Cette femme se présente pour se défendre comme une victime de sa famille radicalisée et terroriste. L’État la considère comme «une menace grave à l'ordre public». La justice a examiné mercredi 13 septembre la question de l'expulsion d'une Roubaisienne partie mineure en Syrie avec sa famille, de retour en France avec ses deux filles.

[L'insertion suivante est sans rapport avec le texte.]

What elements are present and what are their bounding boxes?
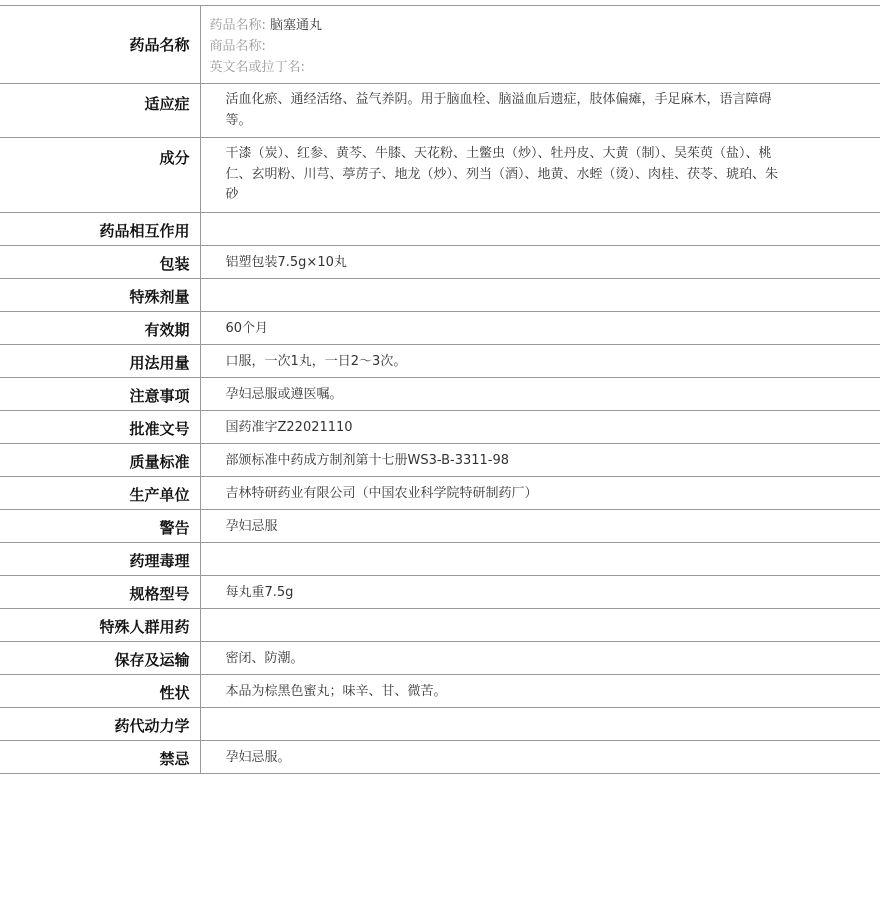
- english-name-line: [210, 57, 880, 78]
- row-value: 每丸重7.5g: [200, 575, 880, 608]
- drug-name-key: 药品名称:: [209, 18, 266, 33]
- row-value: 铝塑包装7.5g×10丸: [200, 245, 880, 278]
- row-value: 孕妇忌服。: [200, 740, 880, 773]
- table-row-quality-standard: [0, 443, 880, 476]
- row-value-text: 干漆（炭）、红参、黄芩、牛膝、天花粉、土鳖虫（炒）、牡丹皮、大黄（制）、吴茱萸（盐）、桃仁、玄明粉、川芎、葶苈子、地龙（炒）、列当（酒）、地黄、水蛭（烫）、肉桂、茯苓、琥珀、朱砂: [225, 146, 779, 202]
- row-value: [200, 707, 880, 740]
- row-label: 特殊剂量: [0, 278, 200, 311]
- drug-name-value: 脑塞通丸: [270, 18, 323, 33]
- table-row-special-populations: [0, 608, 880, 641]
- row-label: 注意事项: [0, 377, 200, 410]
- row-label: 药理毒理: [0, 542, 200, 575]
- row-label: 规格型号: [0, 575, 200, 608]
- row-value: [200, 84, 880, 138]
- row-label: 警告: [0, 509, 200, 542]
- table-row-package: [0, 245, 880, 278]
- row-value: 吉林特研药业有限公司（中国农业科学院特研制药厂）: [200, 476, 880, 509]
- table-row-warning: [0, 509, 880, 542]
- row-label: 保存及运输: [0, 641, 200, 674]
- table-row-storage: [0, 641, 880, 674]
- table-row-specification: [0, 575, 880, 608]
- table-row-approval-number: [0, 410, 880, 443]
- table-row-precautions: [0, 377, 880, 410]
- row-value: 本品为棕黑色蜜丸；味辛、甘、微苦。: [200, 674, 880, 707]
- row-value-text: 活血化瘀、通经活络、益气养阴。用于脑血栓、脑溢血后遗症，肢体偏瘫，手足麻木，语言障碍等。: [225, 92, 772, 128]
- table-row-contraindications: [0, 740, 880, 773]
- row-label: 禁忌: [0, 740, 200, 773]
- row-value: 部颁标准中药成方制剂第十七册WS3-B-3311-98: [200, 443, 880, 476]
- trade-name-key: 商品名称:: [209, 39, 266, 54]
- row-label: 有效期: [0, 311, 200, 344]
- row-value: 国药准字Z22021110: [200, 410, 880, 443]
- table-row-shelf-life: [0, 311, 880, 344]
- table-row-ingredients: [0, 138, 880, 213]
- row-label: 适应症: [0, 84, 200, 138]
- row-label: 包装: [0, 245, 200, 278]
- row-value: 口服，一次1丸，一日2～3次。: [200, 344, 880, 377]
- row-value: 孕妇忌服: [200, 509, 880, 542]
- row-label: 生产单位: [0, 476, 200, 509]
- table-row-indications: [0, 84, 880, 138]
- row-label: 药品相互作用: [0, 212, 200, 245]
- row-value: [200, 608, 880, 641]
- drug-name-line: [210, 15, 880, 36]
- row-label: 成分: [0, 138, 200, 213]
- row-value: 密闭、防潮。: [200, 641, 880, 674]
- table-row-pharmacology: [0, 542, 880, 575]
- row-value: 60个月: [200, 311, 880, 344]
- row-value: [200, 542, 880, 575]
- table-row-pharmacokinetics: [0, 707, 880, 740]
- row-label: 质量标准: [0, 443, 200, 476]
- row-label: 药代动力学: [0, 707, 200, 740]
- row-value: [200, 278, 880, 311]
- row-value: [200, 138, 880, 213]
- table-row-drug-name: [0, 6, 880, 84]
- table-row-interactions: [0, 212, 880, 245]
- row-label: 性状: [0, 674, 200, 707]
- english-name-key: 英文名或拉丁名:: [209, 60, 305, 75]
- table-row-dosage: [0, 344, 880, 377]
- row-value: 孕妇忌服或遵医嘱。: [200, 377, 880, 410]
- table-row-manufacturer: [0, 476, 880, 509]
- table-row-description: [0, 674, 880, 707]
- drug-info-table: [0, 5, 880, 774]
- row-label: 特殊人群用药: [0, 608, 200, 641]
- row-label: 用法用量: [0, 344, 200, 377]
- name-cell: [200, 6, 880, 84]
- row-label: 药品名称: [0, 6, 200, 84]
- row-value: [200, 212, 880, 245]
- trade-name-line: [210, 36, 880, 57]
- row-label: 批准文号: [0, 410, 200, 443]
- table-row-special-dosage: [0, 278, 880, 311]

La jeune femme, 24 ans, appartient à la famille Tahar Aouidate, l'«une des plus grandes familles jihadistes françaises» Des liens aussi avec Abaaoud. De l’argent des allocations familiales envoyé en Syrie
Une famille dont pas moins de 23 membres ont rejoint l'organisation État islamique (EI). L’institution rendra son avis le 27 septembre. Parmi eux figure Fodil Tahar Aouidate, son oncle, l'un des onze Français condamnés à mort en Irak en 2019, pour trafic d'esclaves, et connu du renseignement pour ses liens avec Abdelhamid Abaaoud, le coordinateur des attentats du 13 novembre 2015. Deux de ses tantes ont aussi été condamnées en France pour «financement du terrorisme» pour avoir, selon le tribunal, envoyé 15.000 euros en Syrie, notamment des allocations familiales.
Une menace grave pour la République française
De retour en France, cette femme espère rester dans son pays de naissance, mais n'en a pas la nationalité. Sa mère a refusé de la lui demander à l'adolescence, faisant d'elle aujourd'hui une ressortissante algérienne en situation irrégulière. «J'affirme qu'elle constitue aujourd'hui une menace grave pour la République française»,estime le préfet pour justifier sa procèdure d’expulsion. Son rire quand elle évoque une décapitation lors d'une audition avec la DGSI, une considération sur les chiites qui «sont des malades» lors des mêmes échanges ou encore «un lien pas rompu avec son relationnel djihadiste» inquiètent considérablement.
La Takya, double face de la djihadiste
Tous ces éléments semblent être «un processus de dissimulation», ou «taqiya», et le préfet insiste sur ses «ambiguïtés» avec l'islamisme.La jeune femme «n'apporte aucun élément probant corroborant une condamnation de sa part des actes de terrorisme commis par les membres de la communauté à laquelle elle a appartenu». «Je ne comprends pas cette obstination de la préfecture», répond son avocate, Marie Dosé, pour qui sa cliente qui s'est constituée partie civile contre sa famille, n'a fait que subir son enfance puis son séjour en zone irako-syrienne. L’avocate a plaidé la déscolarisation à 13 ans, le voile intégral, l'interdiction de regarder à travers la fenêtre de sa chambre, les coups. Marie Dosé requalifie le mariage forcé de viol et insiste sur la volonté de la jeune femme de fuir l'EI.
«Je viens d'une famille tyrannique que je n'ai pas choisie» la revenante de Syrie
Dans une lettre lue à l'audience la jeune femme.«Je ne suis ni un danger, ni une menace. Simplement encore cette petite fille à qui on a volé son enfance» «Mon plus grand rêve, c'est d'aller à Disneyland avec mes filles.» «Deux petites filles» actuellement placées, «qui n'ont rien demandé», et pour qui, souligne Marie Dosé, l'«affaire recèle un enjeu considérable». La justice n’a semblé être particulièrement sensible à ce discours misérabiliste et devrait décider l’expulsion de la djihadiste revenante.